Exploring sperm cell motion dynamics: Insights from genetic algorithm-based analysis

Abstract

Accurate analysis of sperm cell flagellar dynamics plays a crucial role in understanding sperm motility as flagella parameters determine cell behavior in the spatiotemporal domain. In this study, we introduce a novel approach by harnessing Genetic Algorithms (GA) to analyze sperm flagellar motion characteristics and compare the results with the traditional decomposition method based on Fourier analysis.

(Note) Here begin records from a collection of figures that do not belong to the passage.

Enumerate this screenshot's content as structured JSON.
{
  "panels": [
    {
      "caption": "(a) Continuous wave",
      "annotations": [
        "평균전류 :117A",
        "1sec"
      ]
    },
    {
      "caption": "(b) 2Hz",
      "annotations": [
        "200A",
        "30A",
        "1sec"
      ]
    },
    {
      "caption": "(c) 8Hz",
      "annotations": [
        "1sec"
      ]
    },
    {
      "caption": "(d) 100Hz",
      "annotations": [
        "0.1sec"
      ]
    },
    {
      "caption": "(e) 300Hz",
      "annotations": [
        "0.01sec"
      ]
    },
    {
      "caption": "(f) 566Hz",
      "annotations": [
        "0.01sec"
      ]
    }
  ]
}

Our analysis focuses on extracting key parameters of the equation approximating flagellar shape, including beating period time, bending amplitude, mean curvature, and wavelength. Additionally, we delve into the extraction of phase constants and initial swimming directions, vital for the comprehensive study of sperm cell pairs and bundling phenomena. One significant advantage of GA over Fourier analysis is its ability to integrate sperm cell motion data, enabling a more comprehensive analysis. In contrast, Fourier analysis neglects sperm cell motion by transitioning to a sperm-centered coordinate system (material system). In our comparative study, GA consistently outperform the Fourier analysis-based method, yielding a remarkable reduction in fitting error of up to 70% and on average by 45%. An in-depth exploration of the sperm cell motion becomes indispensable in a wide range of applications from complexities of reproductive biology and medicine, to developing soft flagellated microrobots.